Suatu hari, ketika Midun sedang menyapu jalan. Dia melihat seorang gadis
cantik sedang duduk melamun di bawah pohon kenari. Setelah gadis itu pergi,
ternyata kalung yang dikenakan si gadis jatuh di bawah pohon. Midun
mengembalikan kalung itu ke rumah si gadis. Gadis itu bernama Halimah. Setelah
pertemuan itu, mereka sering bertemu. Mereka saling cerita pengalaman hidup.
Halimah bercerita dia tinggal bersama ayah tiri. Dia merasa tidak bebas dan
hendak pergi dari rumah. Dia berharap agar tinggal bersama ayah kandungnya lagi
di Bogor. Setelah keluar dari penjara, Midun membawa lari Halimah ke Bogor.
Usahanya itu dibantu Pak Karto, seorang sipir penjara yang baik hati. Akhirnya,
Mereka pun saling jatuh cinta.

Hampir dua bulan Midun tinggal bersama keluarga Halimah di Bogor. Ayah
kandung Halimah bersikap baik terhadapnya. Midun pun merasa tidak enak jika
hanya tinggal makan dan minum saja. Kemudian, Ia pergi ke Jakarta untuk
mencari pekerjaan. Dalam perjalanan, Midun berkenalan dengan saudagar kaya
yang bernama Syekh Abdullah Al- Hadramut. yang berprofesi sebagai  rentenir.
Tanpa pikir panjang, Midun pun mau menerima uang pinjaman Syekh.

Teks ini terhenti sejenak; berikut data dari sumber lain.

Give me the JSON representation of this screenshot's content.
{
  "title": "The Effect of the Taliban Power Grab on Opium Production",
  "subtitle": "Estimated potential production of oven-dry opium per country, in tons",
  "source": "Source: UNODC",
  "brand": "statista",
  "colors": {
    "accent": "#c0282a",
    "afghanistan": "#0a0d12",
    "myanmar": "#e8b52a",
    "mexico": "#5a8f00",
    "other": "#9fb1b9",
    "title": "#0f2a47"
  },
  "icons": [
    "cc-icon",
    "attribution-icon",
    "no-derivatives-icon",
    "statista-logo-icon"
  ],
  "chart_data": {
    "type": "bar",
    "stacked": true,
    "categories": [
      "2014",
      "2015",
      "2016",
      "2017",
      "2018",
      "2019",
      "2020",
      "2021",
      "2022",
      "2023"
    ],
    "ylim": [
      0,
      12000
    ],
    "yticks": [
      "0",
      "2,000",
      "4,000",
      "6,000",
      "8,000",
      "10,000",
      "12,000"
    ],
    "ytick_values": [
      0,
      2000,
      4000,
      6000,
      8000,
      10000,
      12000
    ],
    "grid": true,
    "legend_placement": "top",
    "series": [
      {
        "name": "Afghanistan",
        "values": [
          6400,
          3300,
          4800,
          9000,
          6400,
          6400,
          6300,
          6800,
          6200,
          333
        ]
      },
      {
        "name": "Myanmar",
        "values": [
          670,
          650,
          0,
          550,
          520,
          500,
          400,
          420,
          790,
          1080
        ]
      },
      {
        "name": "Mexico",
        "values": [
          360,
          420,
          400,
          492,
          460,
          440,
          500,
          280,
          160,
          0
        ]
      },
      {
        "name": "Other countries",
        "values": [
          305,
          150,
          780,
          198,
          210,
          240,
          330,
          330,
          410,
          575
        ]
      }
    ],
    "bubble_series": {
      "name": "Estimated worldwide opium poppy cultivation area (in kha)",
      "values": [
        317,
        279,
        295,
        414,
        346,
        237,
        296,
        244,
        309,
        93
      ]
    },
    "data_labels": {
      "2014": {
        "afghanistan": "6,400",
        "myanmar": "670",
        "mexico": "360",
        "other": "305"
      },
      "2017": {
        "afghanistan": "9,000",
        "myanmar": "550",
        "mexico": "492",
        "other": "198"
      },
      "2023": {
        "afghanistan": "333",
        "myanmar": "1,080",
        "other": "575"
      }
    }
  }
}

Kemajuan,  usaha dagang Midun yang pesat membuat Syekh iri hati. Dia
menagih hutang Midun dengan bunga yang tinggi sekali. Tentu Midun tidak
bersedia membayarnya. Rupanya Syekh menagih dengan cara lain. Dia bersedia
melunasi hutang Midun dengan syarat Midun menyerahkan Halimah untuk
dijadikan istrinya. Tawaran Syekh membuat Midun marah besar. Karena gagal
lagi,  Syekh mengajukan Midun ke meja hijau. Akhirnya, Midun diadili dengan
tuntutan hutang. Dalam persidangan Midun dinyatakan bersalah. Midun pun
kembali masuk penjara.
Tepat di hari Midun bebas, Midun jalan-jalan ke pasar. Di pasar,  ia melihat
ada keributan. Ada seorang pribumi mengamuk menyerang seorang Sinyo
Belanda. Tanpa pikir panjang Midun langsung menolong Sinyo Belanda itu. Sinyo
Belanda itu sangat berterima kasih pada nya.Oleh Sinyo Belanda, Midun
piperkenalkan kepada orang tuanya. Ternyata orang tua Sinyo Belanda adalah
seorang Kepala Komisaris yang bernama Tuan Hoofdcommissaris. Sebagai ucapan
terima kasih karena telah menolong anaknya, Midun pun diberi pekerjaan sebagai
juru tulis.

Setelah mendapat pekerjaan, Midun pun melamar Halimah. Mereka menikah


di Bogor. Prestasi kerja Midun begitu baik di mata pimpinannya. Kemudian, ia
diangkat menjadi Kepala Mantri Polisi di Tanjung Priok. Dia pun langsung
ditugaskan menumpas para penyelundup di Medan. Selama di Medan, Midun
bertemu dengan adiknya, Manjau. Manjau benyak bercerita tentang kampung
halamannya. Midun begitu sedih mendengar kabar keluarganya di kampung yang
hidup menderita. Oleh karena itu ketika dia pulang ke Jakarta, Midun langsung
minta ditugaskan di kampung halamannya. Permintaan Midun pun dipenuhi oleh
pimpinannya.

Kepulangan Midun ke kampung, membuat Kacak sangat gelisah. Saat itu,


Kacak sudah menjadi penghulu di kampung mereka. Kacak pun gelisah sebab dia
takut kalau perbuatannya menggelapkan kas negara akan terbongkar. Dia yakin,
kalau Midun akan berhasil membongkar perbuatannya itu. Tidak lama kemudian.
Kacak ditangkap. Dia terbukti telah menggelapkan uang kas negara yang ada di
Kampungnya. Akibatnya Kacak masuk penjara atas perbuatannya itu. Kini,  Midun
hidup berbahagia bersama istri dan seluruh keluarganya di kampung.